第58話 ウコピ②
來楓が草原の草を掻き分けて進むと、不意にぽっかりと拓けた場所にやってきた。
草原の中でもこの周囲は草の背丈が低く、広々とした場所となっていたのだ。
そこで來楓は目を見張った。
「こ、これは……ッ! プチトマトがいっぱいじゃないッ!」
辺りにはプチトマトが群生していた。
「ウコピから生えた実がまた落ちて、そこから生えてを繰り返して、今ではこんなにたくさんになっただッピ。食べても食べてもなくならないだッピ」
ハーピーは嬉しそうにプチトマトをついばんだ。
來楓はハッと気付いた。
兄がくれたお弁当。
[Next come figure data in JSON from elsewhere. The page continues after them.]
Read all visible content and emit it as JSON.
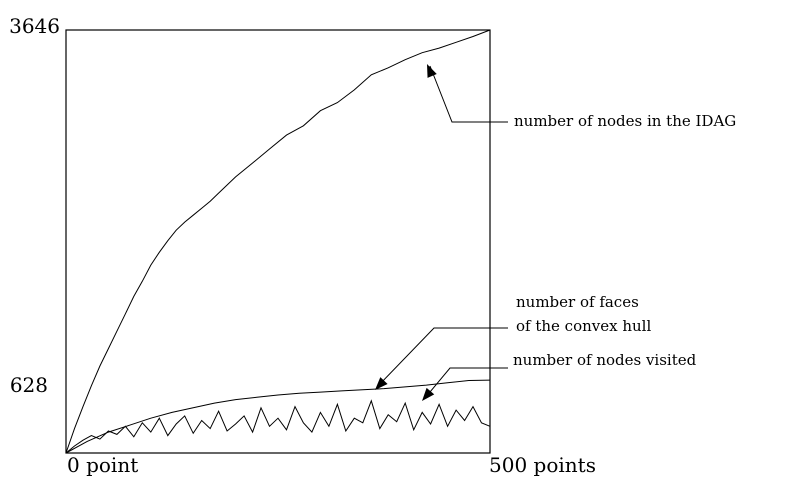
{
  "chart_data": {
    "type": "line",
    "title": "",
    "xlabel": "",
    "ylabel": "",
    "x_tick_labels": [
      "0 point",
      "500 points"
    ],
    "y_tick_labels": [
      "628",
      "3646"
    ],
    "xlim": [
      0,
      500
    ],
    "ylim": [
      0,
      3646
    ],
    "grid": false,
    "legend": "none",
    "series": [
      {
        "name": "number of nodes in the IDAG",
        "x": [
          0,
          10,
          20,
          30,
          40,
          50,
          60,
          70,
          80,
          90,
          100,
          110,
          120,
          130,
          140,
          150,
          160,
          170,
          180,
          190,
          200,
          220,
          240,
          260,
          280,
          300,
          320,
          340,
          360,
          380,
          400,
          420,
          440,
          460,
          480,
          500
        ],
        "y": [
          0,
          210,
          400,
          580,
          750,
          900,
          1050,
          1200,
          1350,
          1480,
          1620,
          1730,
          1830,
          1920,
          1990,
          2050,
          2110,
          2170,
          2240,
          2310,
          2380,
          2500,
          2620,
          2740,
          2820,
          2950,
          3020,
          3130,
          3260,
          3320,
          3390,
          3450,
          3490,
          3540,
          3590,
          3646
        ]
      },
      {
        "name": "number of faces of the convex hull",
        "x": [
          0,
          25,
          50,
          75,
          100,
          125,
          150,
          175,
          200,
          225,
          250,
          275,
          300,
          325,
          350,
          375,
          400,
          425,
          450,
          475,
          500
        ],
        "y": [
          0,
          100,
          180,
          240,
          300,
          350,
          390,
          430,
          460,
          480,
          500,
          515,
          525,
          535,
          545,
          555,
          570,
          585,
          605,
          625,
          628
        ]
      },
      {
        "name": "number of nodes visited",
        "x": [
          0,
          10,
          20,
          30,
          40,
          50,
          60,
          70,
          80,
          90,
          100,
          110,
          120,
          130,
          140,
          150,
          160,
          170,
          180,
          190,
          200,
          210,
          220,
          230,
          240,
          250,
          260,
          270,
          280,
          290,
          300,
          310,
          320,
          330,
          340,
          350,
          360,
          370,
          380,
          390,
          400,
          410,
          420,
          430,
          440,
          450,
          460,
          470,
          480,
          490,
          500
        ],
        "y": [
          0,
          60,
          110,
          150,
          120,
          190,
          160,
          230,
          140,
          260,
          180,
          300,
          150,
          250,
          320,
          170,
          280,
          210,
          360,
          190,
          250,
          320,
          180,
          390,
          230,
          300,
          200,
          400,
          260,
          180,
          350,
          230,
          420,
          190,
          300,
          260,
          450,
          210,
          330,
          270,
          430,
          200,
          350,
          250,
          420,
          230,
          370,
          280,
          400,
          260,
          230
        ]
      }
    ],
    "annotations": [
      {
        "text": "number of nodes in the IDAG"
      },
      {
        "text": "number of faces"
      },
      {
        "text": "of the convex hull"
      },
      {
        "text": "number of nodes visited"
      }
    ]
  }
}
その中に、他にも種のある食材が使われていれば───!
來楓はお弁当の中身を懸命に思い返し、ある食材があることを思い出した。
「カボチャがあったわッ! お兄ちゃんはそそっかしいからよくカボチャの種を取り忘れたりするのッ! だからお弁当のカボチャにも種が残っていたかもしれないわッ!」
來楓はゴブリンたちに駆け寄った。
「ねえ、あなたたち。あなたたちの中でカボチャを食べたのは誰ッ?」
そう言われたゴゼ、ブゾ、リンは顔を見合わせた。
「カボチャってなんだゼ?」「そうだぞカボチャがわからないゾ」「カボチャってどんな食べ物だったワヨ?」
來楓は大急ぎでカボチャがどんな食べ物かを教えた。
「ああ。それなら……だゼ」「そうだな。それなら……だゾ」「…………」
「「「カボチャを食べたのはリンだゼ・ゾ・アタイワヨ」」」
來楓はリンの両肩をがっしり掴んだ。
「リンッ! 教えてッ! カボチャを食べた後───カボチャを食べた後にあなたが───」
來楓は首がもげるかと思う程、激しくリンをガクガクと揺さぶった。